Darmika: Pilkel Harus Utamakan Demokrasi

LiterasiPost.com, Badung –
I Wayan Darmika kembali ikut “bertarung” pada Pemilihan Perbekel (Pilkel) Desa Sibang Gede periode 2021-2027 yang akan berlangsung pada Minggu (7/2/2021).

Pernah menduduki jabatan sebagai Perbekel pada periode sebelumnya, tentu dalam pemilihan kali ini Darmika tidak muluk-muluk menawarkan program-program ke masyarakat. Pada intinya dirinya ingin melanjutkan program atau pembangunan yang sudah berjalan.

BACA JUGA :  Temu Media, Pangdam Tekankan Kesadaran Cegah Covid-19

“Saya ingin melanjutkan program-program yang sudah berjalan dan yang masih tertunda. Jika diberikan kepercayaan oleh masyarakat sebagai Perbekel kembali, maka semua itu akan saya lanjutkan di periode mendatang,” ujar Darmika saat ditemui di rumahnya, Banjar Pekandelan, Desa Sibang Gede, Kecamatan Abiansemal, Kabupaten Badung, baru-baru ini.

Calon Perbekel nomor urut 3 ini menjelaskan, dalam membangun desa umumnya berpedoman pada konsep Tri Hita Karana. Di bagian Parhyangan (hubungan dengan Tuhan), akan dilakukan renovasi bangunan Pura Desa dan Puseh meliputi Bale Piyasan dan Bale Agung. Mengingat Pura tersebut termasuk cagar budaya maka bangunan-bangunan atau pelinggih yang sudah ada secara umum tetap dipertahankan dan kebetulan kondisinya masih baik.

BACA JUGA :  HUT ke-233 Kota Denpasar, Jaya Negara: Menuju Denpasar MAJU Dengan Konsep "Menyama Braya"

Di bagian Palemahan (hubungan dengan lingkungan), dirinya akan memprioritaskan pada sektor pertanian mengingat sekitar 85 masyarakat Desa Sibang Gede sebagai petani. “Dulu kami poskan dari Dana Desa untuk membantu 6 subak yang ada, yakni subak basah dan subak kering. Karena anggaran terbatas, belum semua subak mendapat bantuan. Di periode mendatang saya rancang bantuan lanjutan di antaranya untuk membangun jalan usaha tani,” ungkapnya.

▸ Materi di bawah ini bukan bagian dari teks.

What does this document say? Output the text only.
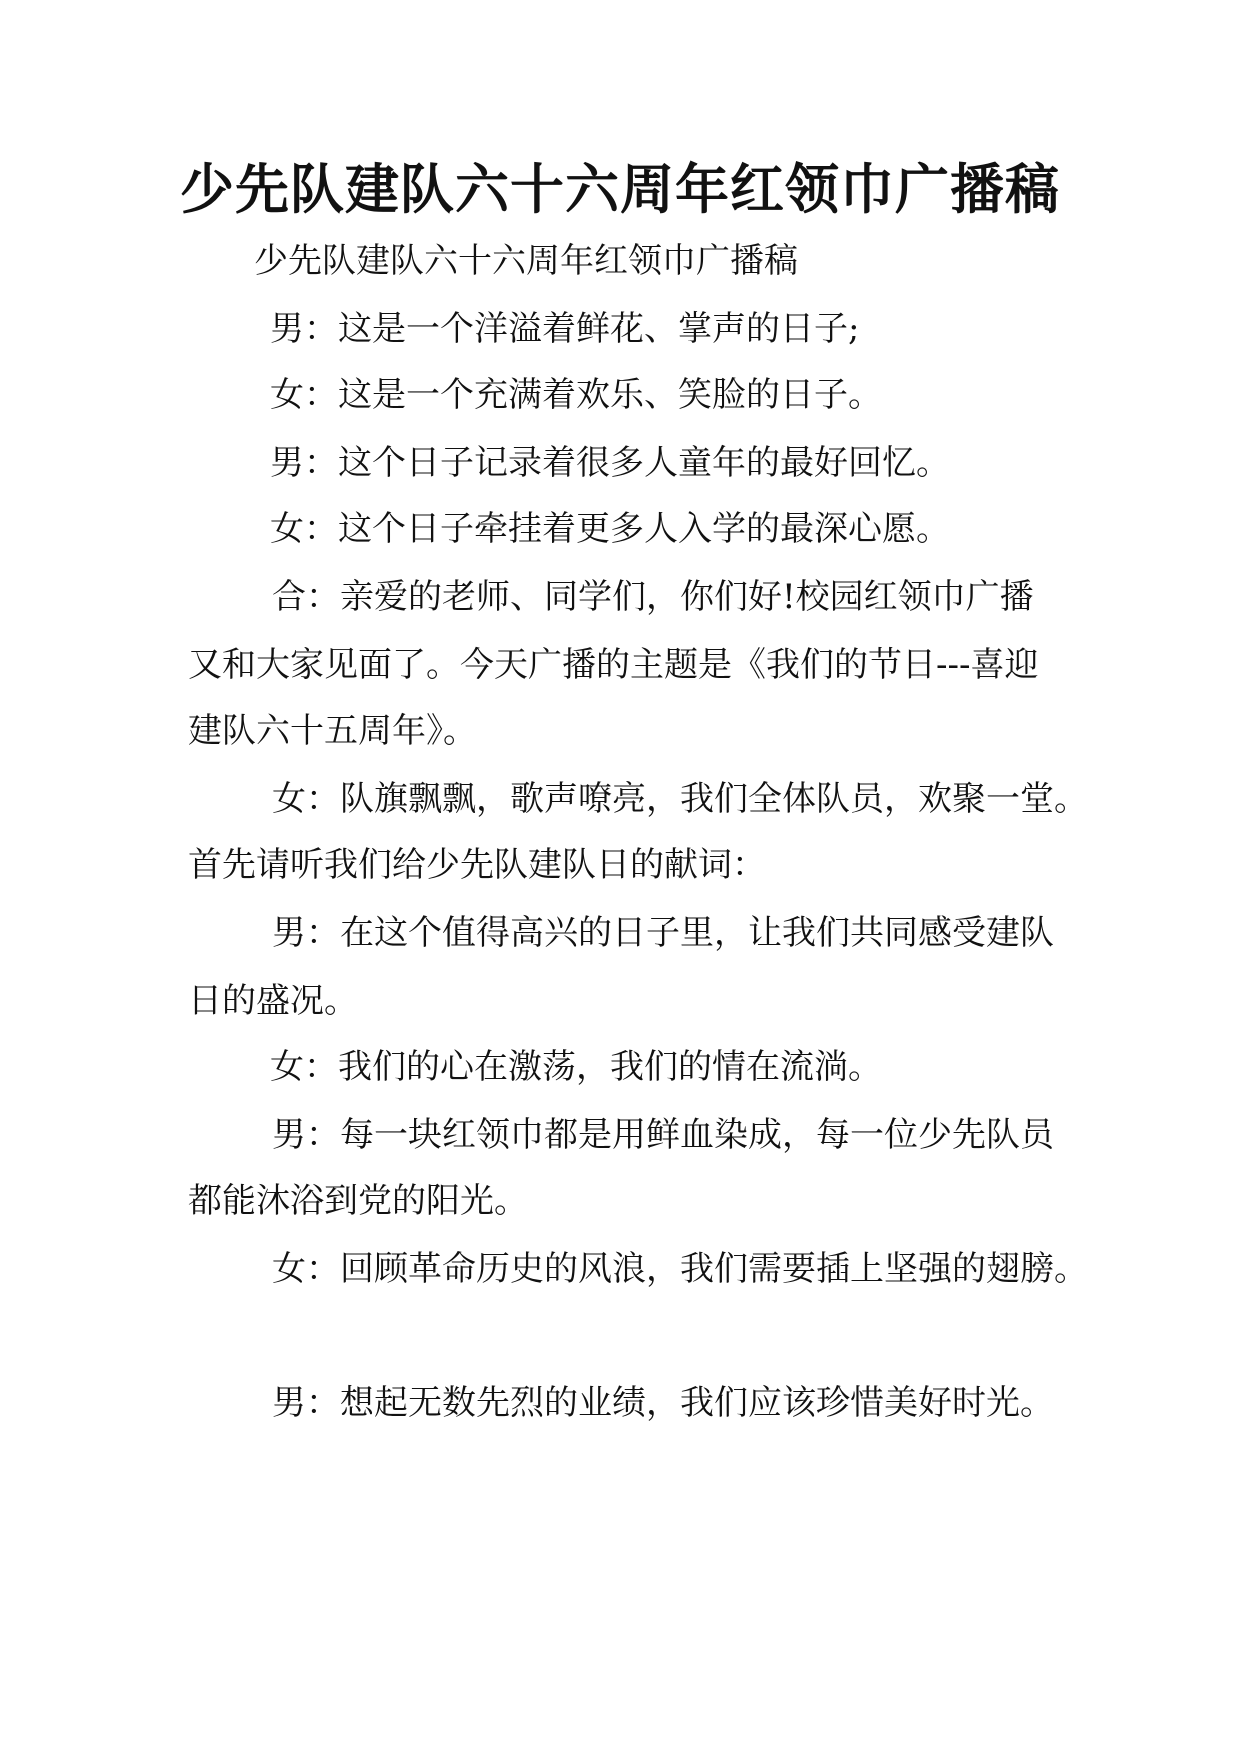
少先队建队六十六周年红领巾广播稿

少先队建队六十六周年红领巾广播稿

男：这是一个洋溢着鲜花、掌声的日子;

女：这是一个充满着欢乐、笑脸的日子。

男：这个日子记录着很多人童年的最好回忆。

女：这个日子牵挂着更多人入学的最深心愿。

合：亲爱的老师、同学们，你们好!校园红领巾广播

又和大家见面了。今天广播的主题是《我们的节日---喜迎

建队六十五周年》。

女：队旗飘飘，歌声嘹亮，我们全体队员，欢聚一堂。

首先请听我们给少先队建队日的献词：

男：在这个值得高兴的日子里，让我们共同感受建队

日的盛况。

女：我们的心在激荡，我们的情在流淌。

男：每一块红领巾都是用鲜血染成，每一位少先队员

都能沐浴到党的阳光。

女：回顾革命历史的风浪，我们需要插上坚强的翅膀。

男：想起无数先烈的业绩，我们应该珍惜美好时光。
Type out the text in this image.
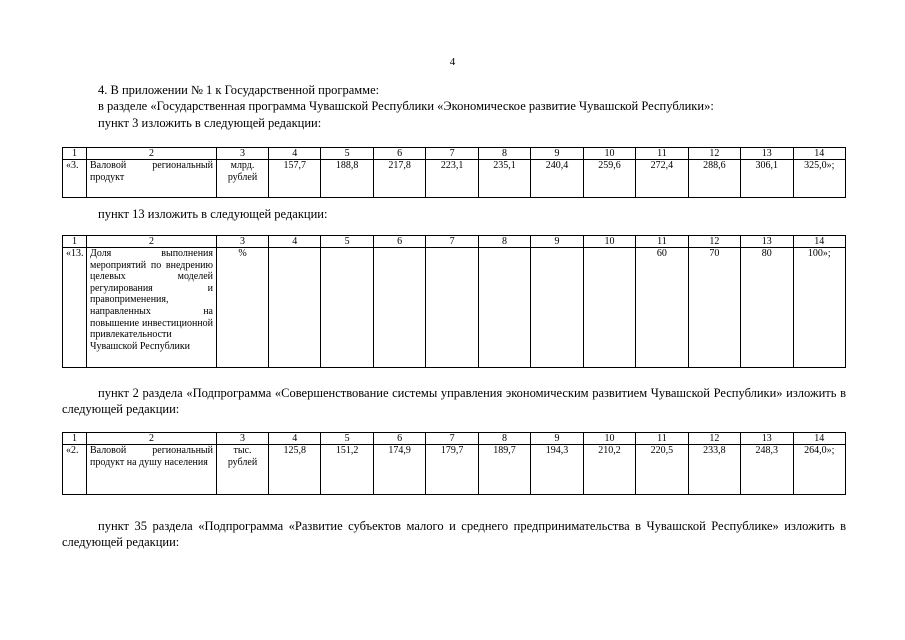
4
4. В приложении № 1 к Государственной программе:
в разделе «Государственная программа Чувашской Республики «Экономическое развитие Чувашской Республики»:
пункт 3 изложить в следующей редакции:
1	2	3	4	5	6	7	8	9	10	11	12	13	14
«3.	Валовой региональный продукт	млрд. рублей	157,7	188,8	217,8	223,1	235,1	240,4	259,6	272,4	288,6	306,1	325,0»;
пункт 13 изложить в следующей редакции:
1	2	3	4	5	6	7	8	9	10	11	12	13	14
«13.	Доля выполнения мероприятий по внедрению целевых моделей регулирования и правоприменения, направленных на повышение инвестиционной привлекательности Чувашской Республики	%								60	70	80	100»;
пункт 2 раздела «Подпрограмма «Совершенствование системы управления экономическим развитием Чувашской Республики» изложить в следующей редакции:
1	2	3	4	5	6	7	8	9	10	11	12	13	14
«2.	Валовой региональный продукт на душу населения	тыс. рублей	125,8	151,2	174,9	179,7	189,7	194,3	210,2	220,5	233,8	248,3	264,0»;
пункт 35 раздела «Подпрограмма «Развитие субъектов малого и среднего предпринимательства в Чувашской Республике» изложить в следующей редакции:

Kemudian di bagian Pawongan (hubungan dengan sesama manusia), Darmika akan menggeliatkan sektor UMKM atau ekonomi produktif dengan membantu masyarakat ekonomi lemah seperti pedagang, tukang, dan petani. “Dulu lewat APBDes kita poskan bantuan Rp7,5 juta per orang, saya mau lanjutkan nanti, mudah-mudahan pandemi segera berlalu,” sebut pria yang juga mengabdikan dirinya sebagai Jro Mangku (rohaniwan) ini.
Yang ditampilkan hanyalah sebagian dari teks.